# 13A Visa



## Danman (Mar 23, 2016)

I just got back from Manila where I did all the paper work for the 13A visa Prob, I was blessed to get my interview the same day because I live in Isabela, so now I was told to wait 6-8 weeks or longer before checking online for the results. I checked on the BI web site and it seems before the year is up I have to go back to Manila to reapply for the 13A visa and I do the same paper works again (NBI clearance, marriage cert ect) a repeat of the first time. I know a lot of foreigners in this forum have been through this already so after the 13A process the second time what happens? how long does the 13A last before you have to reapply again? and the same for the ARC card.


----------



## Ram1957 (Oct 14, 2014)

Danman said:


> I just got back from Manila where I did all the paper work for the 13A visa Prob, I was blessed to get my interview the same day because I live in Isabela, so now I was told to wait 6-8 weeks or longer before checking online for the results. I checked on the BI web site and it seems before the year is up I have to go back to Manila to reapply for the 13A visa and I do the same paper works again (NBI clearance, marriage cert ect) a repeat of the first time. I know a lot of foreigners in this forum have been through this already so after the 13A process the second time what happens? how long does the 13A last before you have to reapply again? and the same for the ARC card.

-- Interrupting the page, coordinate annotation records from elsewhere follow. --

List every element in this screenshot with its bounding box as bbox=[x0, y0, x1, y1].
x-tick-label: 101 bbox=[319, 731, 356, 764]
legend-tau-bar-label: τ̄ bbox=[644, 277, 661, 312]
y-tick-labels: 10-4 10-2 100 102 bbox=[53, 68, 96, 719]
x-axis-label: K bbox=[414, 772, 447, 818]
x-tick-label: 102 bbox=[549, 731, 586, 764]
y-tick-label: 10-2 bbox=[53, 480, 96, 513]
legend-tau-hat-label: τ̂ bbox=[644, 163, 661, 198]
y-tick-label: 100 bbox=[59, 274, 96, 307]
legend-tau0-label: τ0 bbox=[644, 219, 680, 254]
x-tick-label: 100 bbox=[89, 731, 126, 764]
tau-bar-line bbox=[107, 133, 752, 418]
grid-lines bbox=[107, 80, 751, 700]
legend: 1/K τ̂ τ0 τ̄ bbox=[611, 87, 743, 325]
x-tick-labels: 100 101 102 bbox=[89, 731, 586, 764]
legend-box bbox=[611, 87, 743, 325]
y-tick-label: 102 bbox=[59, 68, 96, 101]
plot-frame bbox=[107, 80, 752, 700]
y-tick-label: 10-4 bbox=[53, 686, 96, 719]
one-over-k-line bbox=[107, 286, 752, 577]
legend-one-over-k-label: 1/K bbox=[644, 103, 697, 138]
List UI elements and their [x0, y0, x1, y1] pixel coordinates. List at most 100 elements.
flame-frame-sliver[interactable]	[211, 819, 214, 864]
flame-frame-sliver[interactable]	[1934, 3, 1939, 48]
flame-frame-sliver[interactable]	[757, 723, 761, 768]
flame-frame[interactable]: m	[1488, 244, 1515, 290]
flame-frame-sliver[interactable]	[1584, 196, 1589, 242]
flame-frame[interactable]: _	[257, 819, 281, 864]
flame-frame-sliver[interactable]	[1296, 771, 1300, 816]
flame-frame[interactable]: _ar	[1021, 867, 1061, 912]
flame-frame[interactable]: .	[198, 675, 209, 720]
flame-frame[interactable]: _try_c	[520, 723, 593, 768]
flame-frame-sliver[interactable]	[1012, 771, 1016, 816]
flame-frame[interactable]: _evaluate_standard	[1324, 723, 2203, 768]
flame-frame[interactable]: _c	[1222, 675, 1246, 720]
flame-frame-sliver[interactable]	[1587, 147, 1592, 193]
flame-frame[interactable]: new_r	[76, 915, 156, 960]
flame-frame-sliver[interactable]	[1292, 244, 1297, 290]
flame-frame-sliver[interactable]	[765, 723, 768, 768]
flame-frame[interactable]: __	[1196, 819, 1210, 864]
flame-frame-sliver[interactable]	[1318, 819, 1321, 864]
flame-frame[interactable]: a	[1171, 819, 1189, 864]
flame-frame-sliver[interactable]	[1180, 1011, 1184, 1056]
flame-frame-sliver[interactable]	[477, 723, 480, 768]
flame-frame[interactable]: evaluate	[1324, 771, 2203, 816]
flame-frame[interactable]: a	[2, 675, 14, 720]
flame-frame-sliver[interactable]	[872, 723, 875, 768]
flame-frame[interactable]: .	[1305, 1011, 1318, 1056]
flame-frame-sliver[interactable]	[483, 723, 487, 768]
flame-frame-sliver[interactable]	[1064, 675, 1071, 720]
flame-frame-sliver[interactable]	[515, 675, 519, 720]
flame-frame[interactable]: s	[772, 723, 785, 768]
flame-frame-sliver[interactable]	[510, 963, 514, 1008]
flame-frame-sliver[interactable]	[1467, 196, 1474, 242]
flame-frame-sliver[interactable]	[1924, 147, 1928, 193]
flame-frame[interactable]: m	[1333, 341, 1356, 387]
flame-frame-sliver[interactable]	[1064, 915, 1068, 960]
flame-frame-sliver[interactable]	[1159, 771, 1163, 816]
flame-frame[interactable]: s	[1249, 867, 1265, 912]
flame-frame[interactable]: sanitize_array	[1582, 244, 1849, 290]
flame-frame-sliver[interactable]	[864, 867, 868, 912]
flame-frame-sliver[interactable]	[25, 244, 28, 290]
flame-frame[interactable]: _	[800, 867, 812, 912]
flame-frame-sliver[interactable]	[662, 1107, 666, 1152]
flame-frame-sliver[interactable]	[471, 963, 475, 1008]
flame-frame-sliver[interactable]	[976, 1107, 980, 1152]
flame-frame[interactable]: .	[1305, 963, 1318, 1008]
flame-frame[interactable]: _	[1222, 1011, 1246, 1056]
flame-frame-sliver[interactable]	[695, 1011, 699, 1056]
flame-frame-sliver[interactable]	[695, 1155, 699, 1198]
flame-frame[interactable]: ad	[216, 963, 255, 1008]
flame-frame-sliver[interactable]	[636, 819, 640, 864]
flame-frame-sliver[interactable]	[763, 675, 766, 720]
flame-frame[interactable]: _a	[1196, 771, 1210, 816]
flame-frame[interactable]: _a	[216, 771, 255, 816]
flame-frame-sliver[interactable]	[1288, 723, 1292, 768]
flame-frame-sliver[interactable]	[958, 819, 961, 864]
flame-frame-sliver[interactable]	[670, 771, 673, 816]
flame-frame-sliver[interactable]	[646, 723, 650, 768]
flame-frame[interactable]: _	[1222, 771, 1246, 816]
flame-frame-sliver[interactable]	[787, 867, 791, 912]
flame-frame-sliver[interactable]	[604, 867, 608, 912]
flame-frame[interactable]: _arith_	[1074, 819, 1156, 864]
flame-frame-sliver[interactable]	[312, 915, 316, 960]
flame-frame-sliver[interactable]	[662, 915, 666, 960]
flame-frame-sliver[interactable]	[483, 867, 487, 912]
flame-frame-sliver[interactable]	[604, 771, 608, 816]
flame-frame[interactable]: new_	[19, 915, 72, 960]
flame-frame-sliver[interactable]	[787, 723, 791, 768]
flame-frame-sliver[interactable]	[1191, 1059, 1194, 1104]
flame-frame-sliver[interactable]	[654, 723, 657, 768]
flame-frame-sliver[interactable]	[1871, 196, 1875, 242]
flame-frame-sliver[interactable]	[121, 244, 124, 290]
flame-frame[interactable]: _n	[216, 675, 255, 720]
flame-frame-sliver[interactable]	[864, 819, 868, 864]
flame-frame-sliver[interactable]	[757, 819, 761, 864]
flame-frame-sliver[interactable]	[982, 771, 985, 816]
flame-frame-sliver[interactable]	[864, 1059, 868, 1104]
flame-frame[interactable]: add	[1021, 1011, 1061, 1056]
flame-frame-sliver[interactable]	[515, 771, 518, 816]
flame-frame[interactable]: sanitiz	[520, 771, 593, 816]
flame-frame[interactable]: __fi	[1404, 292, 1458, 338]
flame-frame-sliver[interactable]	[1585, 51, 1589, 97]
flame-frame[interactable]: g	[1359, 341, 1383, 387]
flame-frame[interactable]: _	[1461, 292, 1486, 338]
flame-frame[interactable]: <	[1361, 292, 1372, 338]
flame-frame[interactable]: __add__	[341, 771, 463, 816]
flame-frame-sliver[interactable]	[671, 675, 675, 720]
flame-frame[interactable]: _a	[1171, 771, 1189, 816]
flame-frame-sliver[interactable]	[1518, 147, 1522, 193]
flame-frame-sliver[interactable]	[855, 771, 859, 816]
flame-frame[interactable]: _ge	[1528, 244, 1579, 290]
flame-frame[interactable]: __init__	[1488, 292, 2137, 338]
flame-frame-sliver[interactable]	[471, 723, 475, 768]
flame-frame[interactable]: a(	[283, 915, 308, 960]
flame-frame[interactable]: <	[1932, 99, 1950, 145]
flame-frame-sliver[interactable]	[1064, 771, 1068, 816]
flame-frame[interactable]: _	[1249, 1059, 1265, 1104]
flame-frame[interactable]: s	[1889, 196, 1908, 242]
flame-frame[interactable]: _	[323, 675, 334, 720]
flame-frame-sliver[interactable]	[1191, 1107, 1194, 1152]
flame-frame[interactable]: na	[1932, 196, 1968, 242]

Once you get the permanent 13A you are set, no need to reapply. There is no renewal on the visa only the ACR card which is every five years.


----------



## Danman (Mar 23, 2016)

Ram 1957 thanks very much for your answer to my question, as I have read a few stories concerning the 13A visa, one was you have to renew the 13A every five years and ARC every year. But now I know that is not the case which is a great relief. thanks


----------



## Tukaram (Dec 18, 2014)

I just got mine last month. It is a 1 year probationary visa. I have to go through pretty much the same process next year to get it converted to the full visa. I have heard that if you get it while still in the US it is not probationary... I do not know. 

I am going to turn in my paperwork about 2 months before it expires. There is also the annual report, an easy form and p300, in Jan/Feb.


----------



## hogrider (May 25, 2010)

Tukaram said:


> I just got mine last month. It is a 1 year probationary visa. I have to go through pretty much the same process next year to get it converted to the full visa. I have heard that if you get it while still in the US it is not probationary... I do not know.
> 
> I am going to turn in my paperwork about 2 months before it expires. There is also the annual report, an easy form and p300, in Jan/Feb.


I have also read that its permanent and less hassle if obtained prior to entering the country.


----------